Reputation:
I was playing with compiler explorer and found that these 2 functions generate different assembly in both gcc and clang. I expected that after inlining they would produce identical expression trees and hence identical and optimal assembly.

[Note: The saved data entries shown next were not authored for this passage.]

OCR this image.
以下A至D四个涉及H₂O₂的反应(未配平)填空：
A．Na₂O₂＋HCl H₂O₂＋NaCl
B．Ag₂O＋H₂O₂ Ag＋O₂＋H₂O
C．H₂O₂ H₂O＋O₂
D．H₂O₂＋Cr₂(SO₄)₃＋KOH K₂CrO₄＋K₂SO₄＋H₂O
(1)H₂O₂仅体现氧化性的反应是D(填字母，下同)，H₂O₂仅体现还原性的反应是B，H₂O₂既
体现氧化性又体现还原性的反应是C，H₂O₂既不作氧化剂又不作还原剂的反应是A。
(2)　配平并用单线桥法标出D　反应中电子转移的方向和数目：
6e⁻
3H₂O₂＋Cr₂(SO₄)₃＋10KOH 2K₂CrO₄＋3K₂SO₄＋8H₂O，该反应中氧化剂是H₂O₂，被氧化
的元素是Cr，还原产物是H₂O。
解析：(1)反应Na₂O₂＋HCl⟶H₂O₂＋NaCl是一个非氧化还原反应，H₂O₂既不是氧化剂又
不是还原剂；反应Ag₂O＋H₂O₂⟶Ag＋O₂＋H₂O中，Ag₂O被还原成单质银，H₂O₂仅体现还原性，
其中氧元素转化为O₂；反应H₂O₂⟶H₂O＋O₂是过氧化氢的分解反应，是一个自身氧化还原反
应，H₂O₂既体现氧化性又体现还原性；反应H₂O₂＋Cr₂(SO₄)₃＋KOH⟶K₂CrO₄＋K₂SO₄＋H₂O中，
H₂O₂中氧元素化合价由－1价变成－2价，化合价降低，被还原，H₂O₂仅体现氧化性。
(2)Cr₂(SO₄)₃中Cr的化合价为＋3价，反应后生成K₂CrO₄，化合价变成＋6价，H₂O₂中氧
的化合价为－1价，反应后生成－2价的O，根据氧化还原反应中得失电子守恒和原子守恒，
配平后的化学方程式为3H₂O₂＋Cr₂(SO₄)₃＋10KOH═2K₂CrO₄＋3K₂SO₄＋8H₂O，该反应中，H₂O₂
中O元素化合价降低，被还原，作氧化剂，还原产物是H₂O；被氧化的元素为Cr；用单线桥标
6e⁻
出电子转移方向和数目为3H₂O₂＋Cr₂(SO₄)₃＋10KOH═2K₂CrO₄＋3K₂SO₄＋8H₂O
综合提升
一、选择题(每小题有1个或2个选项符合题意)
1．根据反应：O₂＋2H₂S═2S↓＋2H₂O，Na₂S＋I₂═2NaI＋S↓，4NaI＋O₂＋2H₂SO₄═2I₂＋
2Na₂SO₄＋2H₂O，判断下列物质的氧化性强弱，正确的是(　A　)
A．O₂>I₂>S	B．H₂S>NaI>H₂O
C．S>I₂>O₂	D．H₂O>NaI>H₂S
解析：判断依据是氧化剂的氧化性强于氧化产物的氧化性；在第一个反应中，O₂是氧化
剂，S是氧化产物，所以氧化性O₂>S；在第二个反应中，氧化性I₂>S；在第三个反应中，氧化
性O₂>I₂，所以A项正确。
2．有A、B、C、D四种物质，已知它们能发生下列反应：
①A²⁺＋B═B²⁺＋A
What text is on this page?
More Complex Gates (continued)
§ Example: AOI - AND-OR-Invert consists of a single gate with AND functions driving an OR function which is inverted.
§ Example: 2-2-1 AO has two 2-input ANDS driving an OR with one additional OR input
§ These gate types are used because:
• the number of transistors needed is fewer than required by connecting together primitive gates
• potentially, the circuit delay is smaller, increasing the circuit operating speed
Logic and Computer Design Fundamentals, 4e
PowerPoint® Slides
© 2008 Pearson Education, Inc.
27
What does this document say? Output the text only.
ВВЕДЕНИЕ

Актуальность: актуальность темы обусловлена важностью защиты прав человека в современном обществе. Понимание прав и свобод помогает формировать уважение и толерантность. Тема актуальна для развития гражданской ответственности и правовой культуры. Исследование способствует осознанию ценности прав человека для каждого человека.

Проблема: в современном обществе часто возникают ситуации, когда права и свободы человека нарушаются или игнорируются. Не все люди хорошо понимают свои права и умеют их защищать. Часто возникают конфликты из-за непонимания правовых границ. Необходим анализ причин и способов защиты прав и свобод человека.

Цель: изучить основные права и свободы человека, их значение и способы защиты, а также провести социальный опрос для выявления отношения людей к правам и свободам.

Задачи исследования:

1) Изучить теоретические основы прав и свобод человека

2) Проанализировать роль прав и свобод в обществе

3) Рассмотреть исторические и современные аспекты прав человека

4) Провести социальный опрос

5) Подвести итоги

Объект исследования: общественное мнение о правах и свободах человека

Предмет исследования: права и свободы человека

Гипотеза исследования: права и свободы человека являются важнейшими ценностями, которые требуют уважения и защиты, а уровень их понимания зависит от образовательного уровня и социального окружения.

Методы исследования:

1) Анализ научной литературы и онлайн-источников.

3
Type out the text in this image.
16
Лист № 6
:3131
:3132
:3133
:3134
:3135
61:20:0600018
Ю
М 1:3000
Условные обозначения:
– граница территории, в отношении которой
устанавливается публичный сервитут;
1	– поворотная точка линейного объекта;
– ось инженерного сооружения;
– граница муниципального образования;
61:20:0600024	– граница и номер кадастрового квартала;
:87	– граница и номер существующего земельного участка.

constexpr bool is_nonzero_decimal_digit(char const c) noexcept
{
return c == '1' || c == '2' || c == '3' || c == '4' || c == '5'
|| c == '6' || c == '7' || c == '8' || c == '9';
}
bool is_decimal_digit_v1(char const c) noexcept
{
return c == '0' || is_nonzero_decimal_digit(c);
}
bool is_decimal_digit_v2(char const c) noexcept
{
return c == '0' || c == '1' || c == '2' || c == '3' || c == '4'
|| c == '5' || c == '6' || c == '7' || c == '8' || c == '9';
}
Clang 3.9.1 -std=c++1z -O3 result
is_decimal_digit_v1(char):
cmp dil, 48
sete cl
add dil, -49
cmp dil, 9
setb al
or al, cl
ret
is_decimal_digit_v2(char):
add dil, -48
cmp dil, 10
setb al
ret
gcc 6.3 -std=c++1z -O3 result
is_decimal_digit_v1(char):
cmp dil, 48
je .L3
sub edi, 49
cmp dil, 8
setbe al
ret
.L3:
mov eax, 1
ret
is_decimal_digit_v2(char):
sub edi, 48
cmp dil, 9
setbe al
ret
So, is this a quirk of optimizers or the result of language rules forbidding optimizations?
Upvotes: 6
Views: 306
Reputation:
It is a quirk of gcc < 7.0 and clang optimizers. As Cornstalks pointed in the comments, gcc 7.0 is able to generate optimal assembly. I also checked VC++ 2015, which does it too:
is_decimal_digit_v2:
sub cl, 48
cmp cl, 9
setbe al
ret 0
is_decimal_digit_v1:
sub cl, 48
cmp cl, 9
setbe al
ret 0
As T.C. pointed, inlining is performed after some optimization passes, which in this particular code merged a chain of comparisons into a simpler range check. It is useful to do so before inlining to make leaf functions smaller, which in turn increases their chances to be inlined. Basically, v1 function was transformed into something like this:
bool is_decimal_digit_v3(char const c) noexcept
{
if (c == 48) return true;
// this is what was inlined
char tmp = c - 49;
return tmp >= 0 && tmp < 9;
}
whereas v2 was transformed into much simpler form:
bool is_decimal_digit_v4(char const c) noexcept
{
char tmp = c - 48;
return tmp >= 0 && tmp < 10;
}
Generated assembly for v3 is similar to the one generated for v1
#clang 3.9.1
is_decimal_digit_v3(char): # @is_decimal_digit_v3(char)
cmp dil, 48
sete cl
add dil, -49
cmp dil, 9
setb al
or al, cl
ret
# gcc 6.3
is_decimal_digit_v3(char):
cmp dil, 48
je .L8
sub edi, 49
cmp dil, 8
setbe al
ret
.L8:
mov eax, 1
ret
I guess, to transform v3 into v4, it requires some non trivial analysis which gcc 7.0 is able to do. This version generates absolutely the same assembly for all four snippets:
is_decimal_digit_v1(char):
sub edi, 48
cmp dil, 9
setbe al
ret
is_decimal_digit_v2(char):
sub edi, 48
cmp dil, 9
setbe al
ret
is_decimal_digit_v3(char):
sub edi, 48
cmp dil, 9
setbe al
ret
is_decimal_digit_v4(char):
sub edi, 48
cmp dil, 9
setbe al
ret
It is interesting that VC++2015 is not able to transform v3 into v4 and produces this assembly:
is_decimal_digit_v3:
cmp cl, 48
jne SHORT $LN2@is_decimal
mov al, 1
ret 0
$LN2@is_decimal:
xor eax, eax
sub cl, 49
cmp cl, 8
setbe al
ret 0
If I had to guess, I'd say the reason why it generates optimal code for v1 but not for v3 is because it does inlining before reducing comparisons to the range check.
Upvotes: 3